What I Saved and Lost, 2009–2017
So President Trump is literally being inaugurated right now, give or take a few minutes, which means… well, what am I going to put here?

I took this selfie on January 13, 2013, which is only relevant because it’s the closest selfie I have to the date of President Obama’s second inauguration. I was headed off to play the ukulele at Her Royal Majesty’s Steampunk Symposium on the Queen Mary, and theoretically sell enough CDs to cover the cost of the trip. I didn’t have enough money to buy a real steampunk outfit, so I made one up.

This photo was taken on the night before Obama’s first inauguration in 2009, which I attended. (The photo already looks dated; the resolution is too low, and there’s #nofilter.) I was working as an Executive Assistant at a DC think tank and was in the process of saving my first $10,000 and contributing to my first retirement fund. I would soon join the Young Professionals in Foreign Policy.
The restaurant in which that photo was taken no longer exists. The pearl necklace I’m wearing in the photo broke, several years ago. The watch broke too; the dress was given away.
I still have the necklace and earrings I’m wearing in the 2013 photo, along with the coat—which is the coat I’m still too cheap to replace—and the lanyard.
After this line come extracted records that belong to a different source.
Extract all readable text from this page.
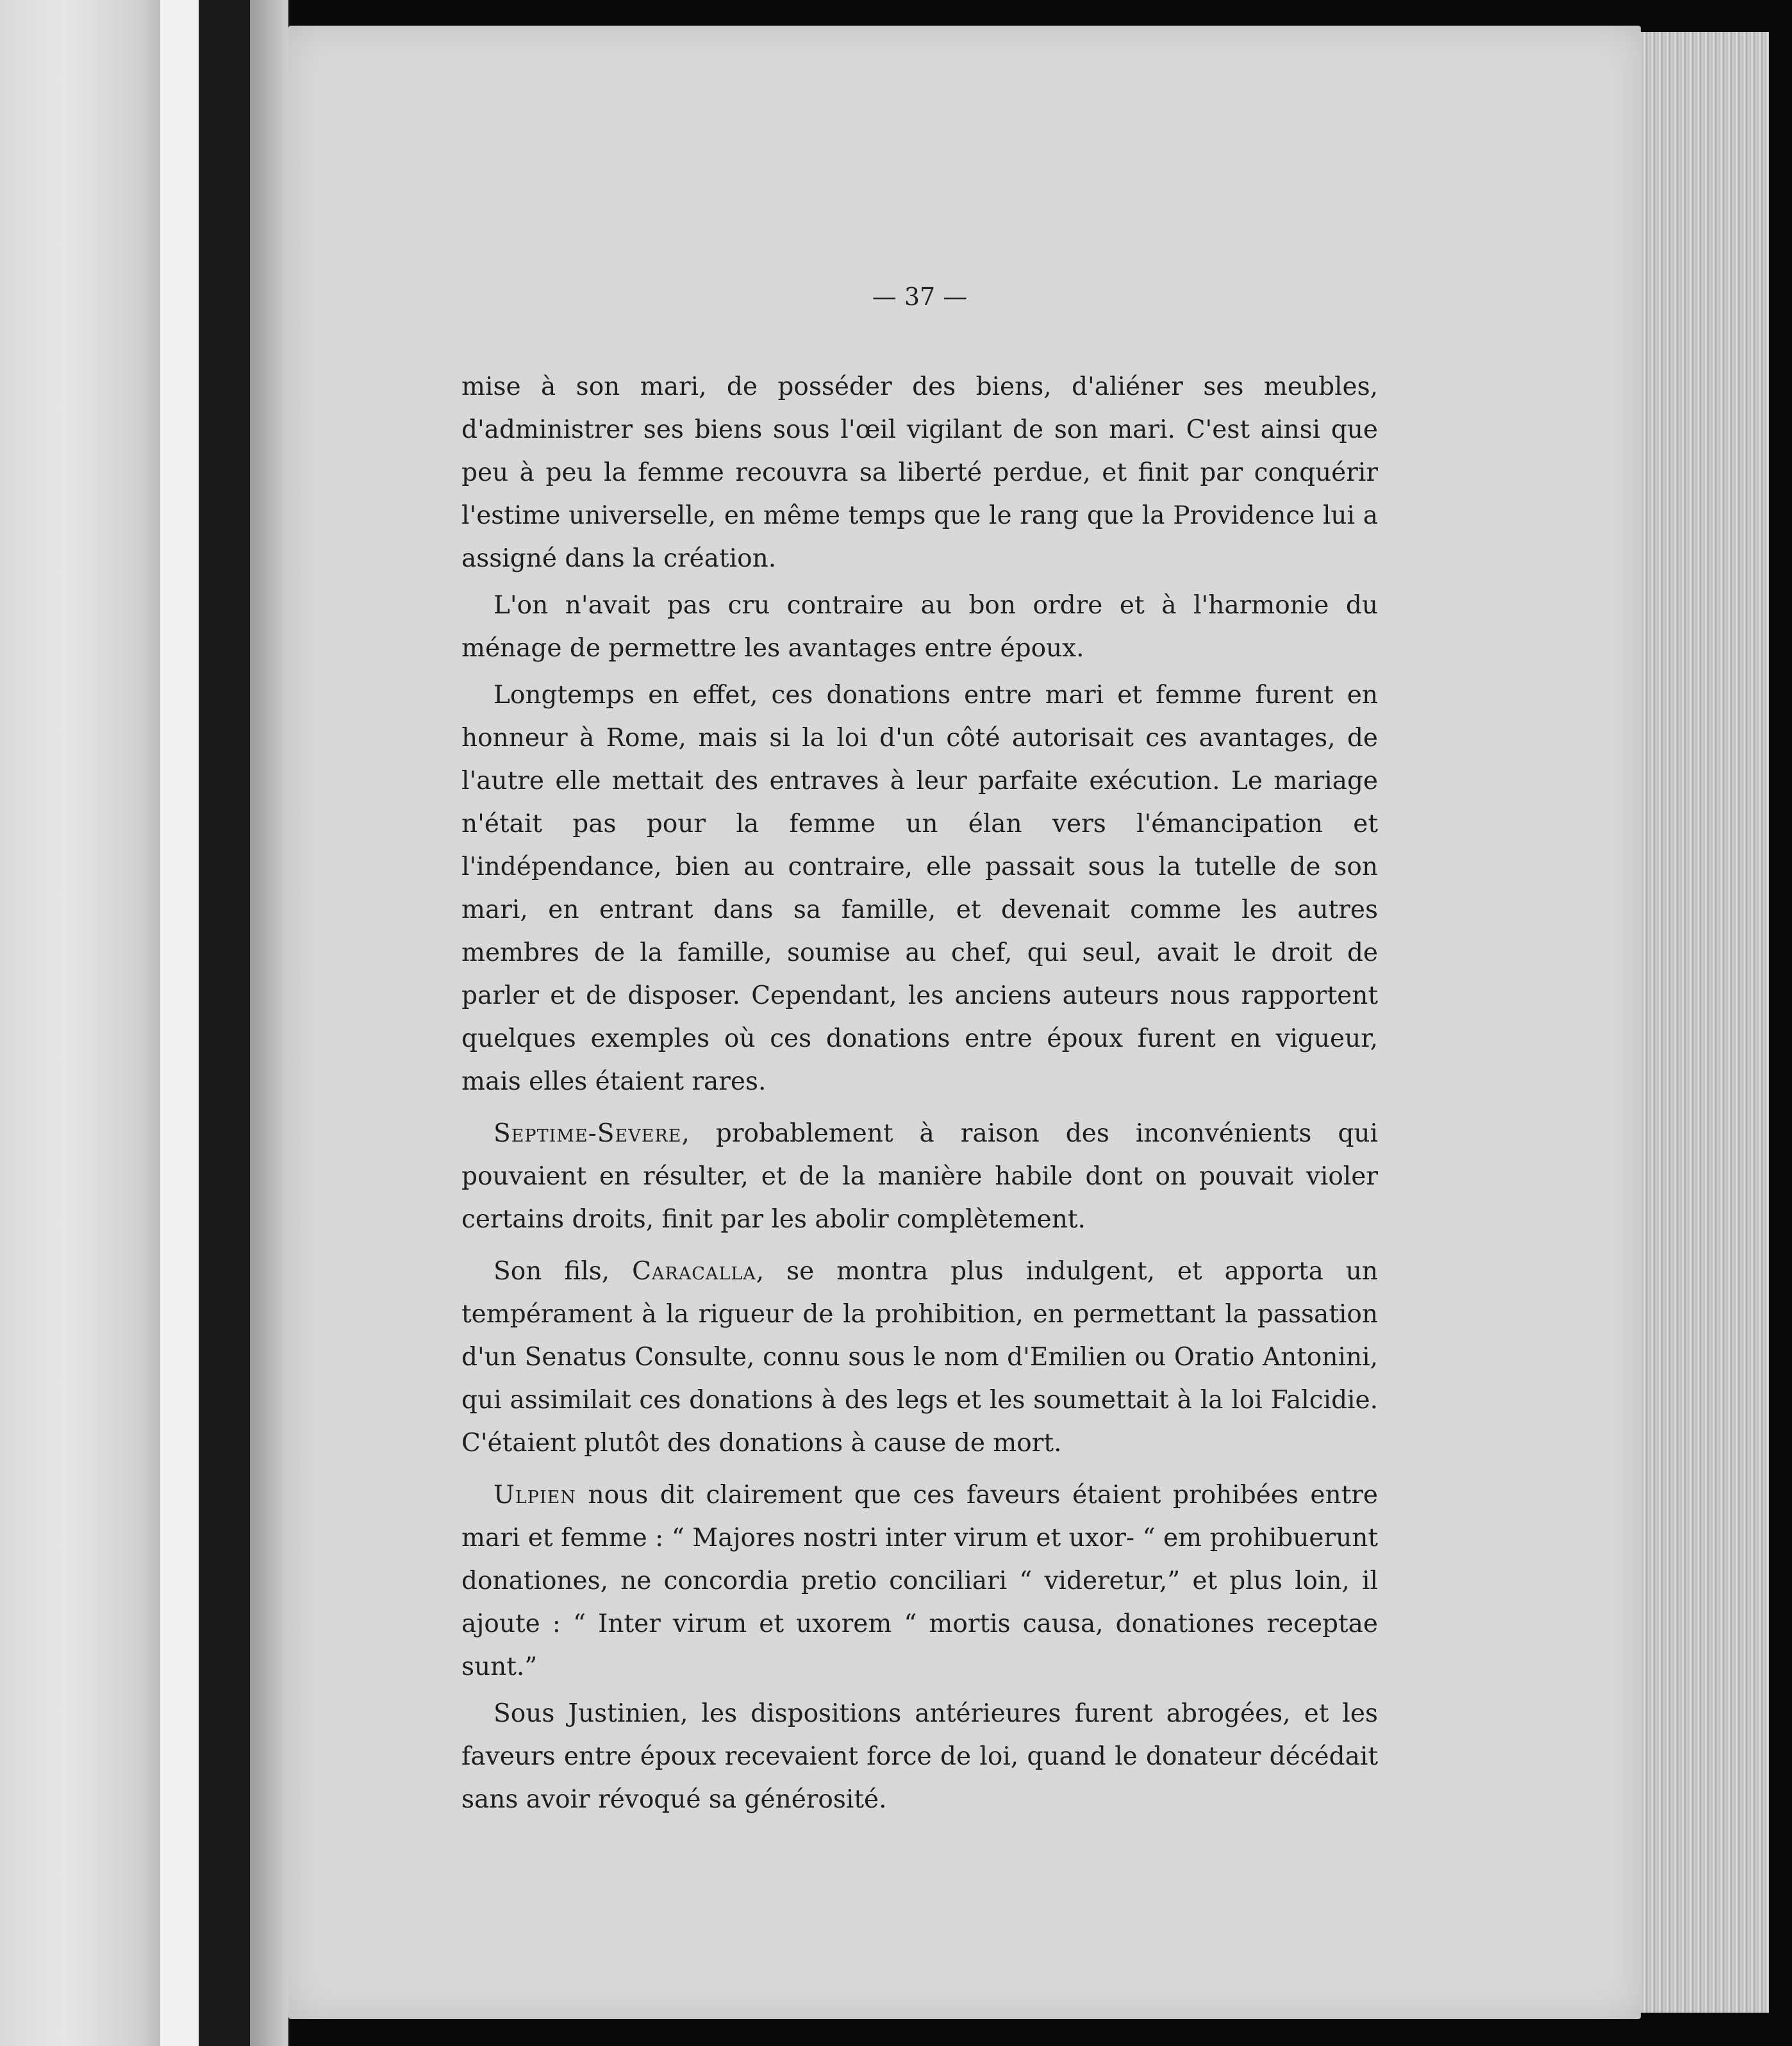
— 37 —

mise à son mari, de posséder des biens, d'aliéner ses meubles, d'administrer ses biens sous l'œil vigilant de son mari. C'est ainsi que peu à peu la femme recouvra sa liberté perdue, et finit par conquérir l'estime universelle, en même temps que le rang que la Providence lui a assigné dans la création.

L'on n'avait pas cru contraire au bon ordre et à l'harmonie du ménage de permettre les avantages entre époux.

Longtemps en effet, ces donations entre mari et femme furent en honneur à Rome, mais si la loi d'un côté autorisait ces avantages, de l'autre elle mettait des entraves à leur parfaite exécution. Le mariage n'était pas pour la femme un élan vers l'émancipation et l'indépendance, bien au contraire, elle passait sous la tutelle de son mari, en entrant dans sa famille, et devenait comme les autres membres de la famille, soumise au chef, qui seul, avait le droit de parler et de disposer. Cependant, les anciens auteurs nous rapportent quelques exemples où ces donations entre époux furent en vigueur, mais elles étaient rares.

Septime-Severe, probablement à raison des inconvénients qui pouvaient en résulter, et de la manière habile dont on pouvait violer certains droits, finit par les abolir complètement.

Son fils, Caracalla, se montra plus indulgent, et apporta un tempérament à la rigueur de la prohibition, en permettant la passation d'un Senatus Consulte, connu sous le nom d'Emilien ou Oratio Antonini, qui assimilait ces donations à des legs et les soumettait à la loi Falcidie. C'étaient plutôt des donations à cause de mort.

Ulpien nous dit clairement que ces faveurs étaient prohibées entre mari et femme : “ Majores nostri inter virum et uxor- “ em prohibuerunt donationes, ne concordia pretio conciliari “ videretur,” et plus loin, il ajoute : “ Inter virum et uxorem “ mortis causa, donationes receptae sunt.”

Sous Justinien, les dispositions antérieures furent abrogées, et les faveurs entre époux recevaient force de loi, quand le donateur décédait sans avoir révoqué sa générosité.
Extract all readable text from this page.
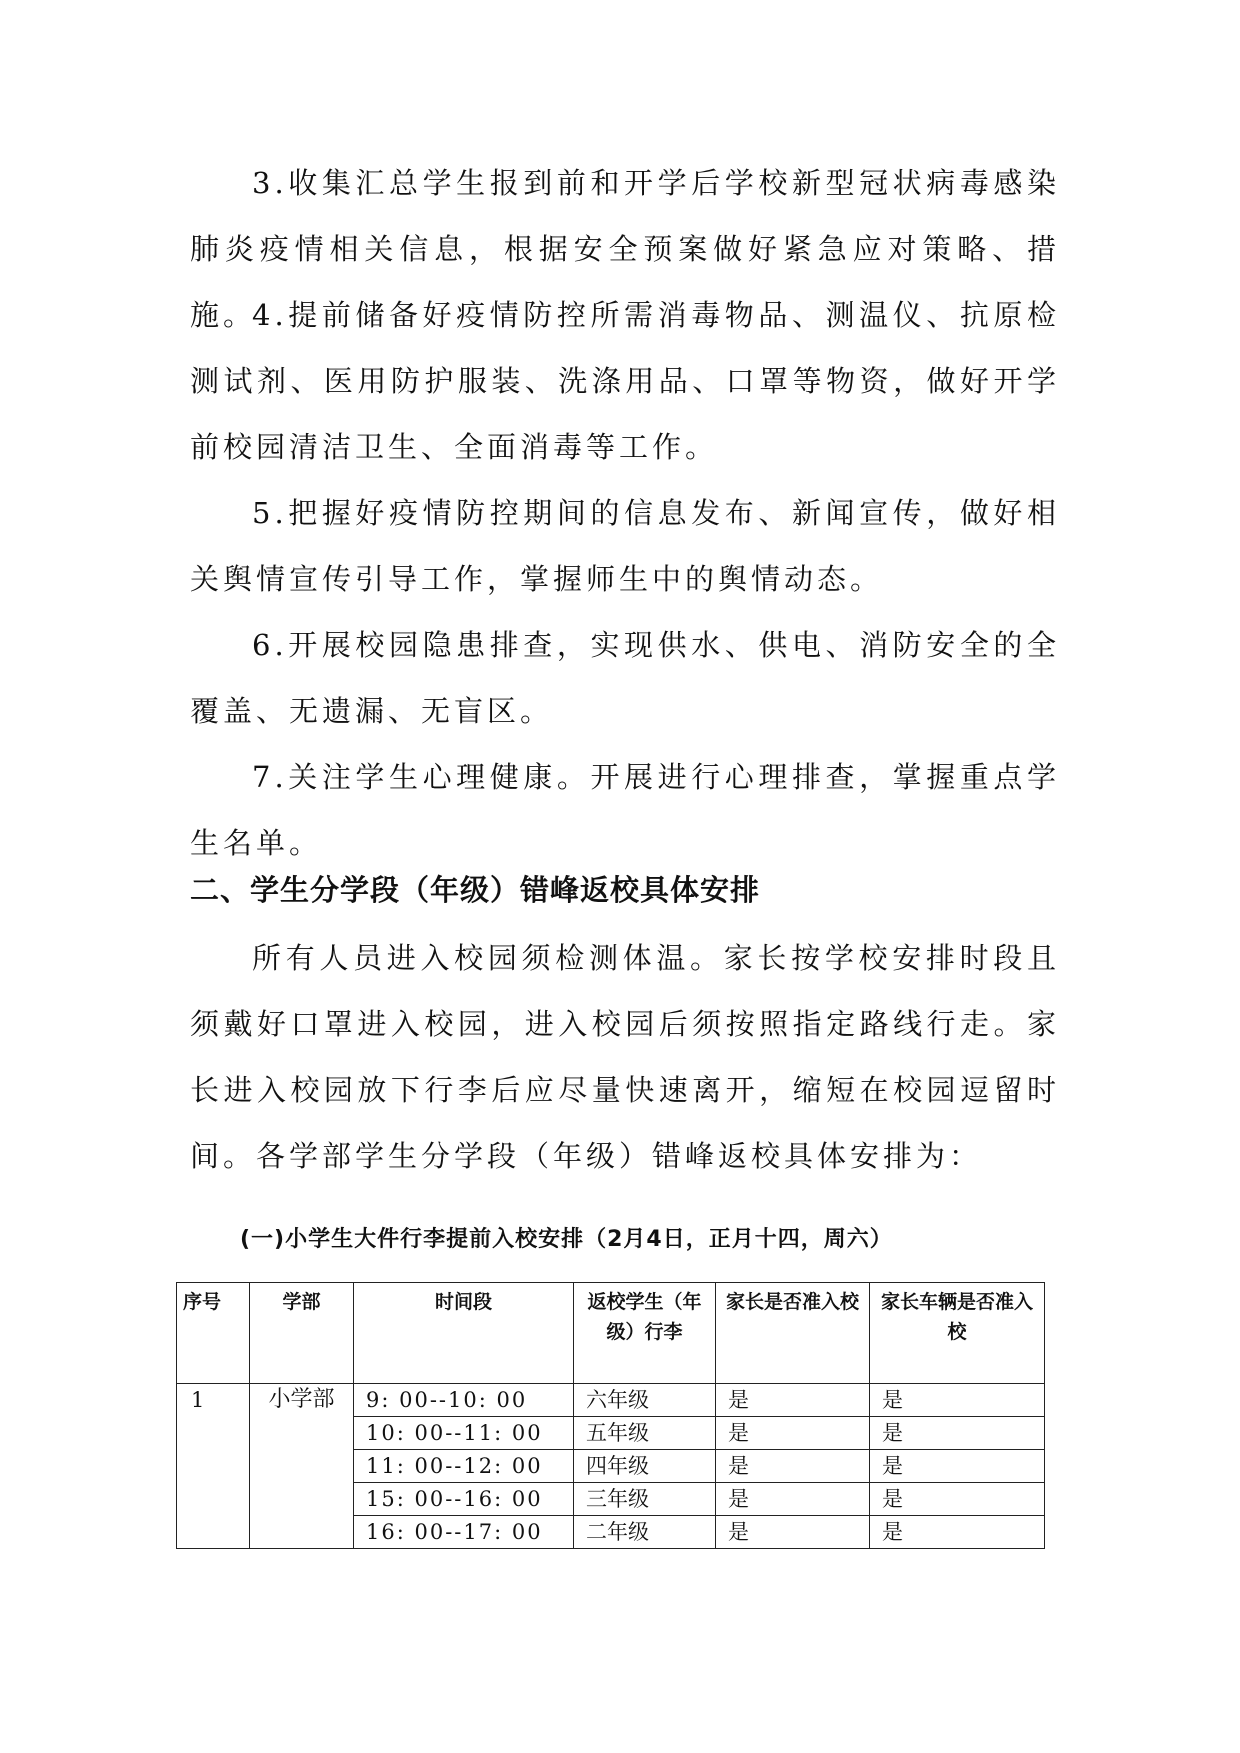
3.收集汇总学生报到前和开学后学校新型冠状病毒感染肺炎疫情相关信息，根据安全预案做好紧急应对策略、措施。

4.提前储备好疫情防控所需消毒物品、测温仪、抗原检测试剂、医用防护服装、洗涤用品、口罩等物资，做好开学前校园清洁卫生、全面消毒等工作。

5.把握好疫情防控期间的信息发布、新闻宣传，做好相关舆情宣传引导工作，掌握师生中的舆情动态。

6.开展校园隐患排查，实现供水、供电、消防安全的全覆盖、无遗漏、无盲区。

7.关注学生心理健康。开展进行心理排查，掌握重点学生名单。

二、学生分学段（年级）错峰返校具体安排

所有人员进入校园须检测体温。家长按学校安排时段且须戴好口罩进入校园，进入校园后须按照指定路线行走。家长进入校园放下行李后应尽量快速离开，缩短在校园逗留时间。各学部学生分学段（年级）错峰返校具体安排为：

(一)小学生大件行李提前入校安排（2月4日，正月十四，周六）
序号	学部	时间段	返校学生（年级）行李	家长是否准入校	家长车辆是否准入校
1	小学部	9: 00--10: 00	六年级	是	是
		10: 00--11: 00	五年级	是	是
		11: 00--12: 00	四年级	是	是
		15: 00--16: 00	三年级	是	是
		16: 00--17: 00	二年级	是	是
I kept more things, between 2013 and now, because those were the years in which I went into debt and got out of it, and I still wonder when I’ll end up in debt again.
What I mean here is that the people I was, four and eight years ago, are gone. The restaurants are gone, the memberships lapsed, the CDs shoved into a box in the back of my closet. The money I saved in 2009 was spent by 2013, and then spent again but on credit cards this time, and then spent one more time as I paid those credit cards off.
We don’t always get to keep who we are. (Sometimes we don’t want to.)
But we do get a say in who we become.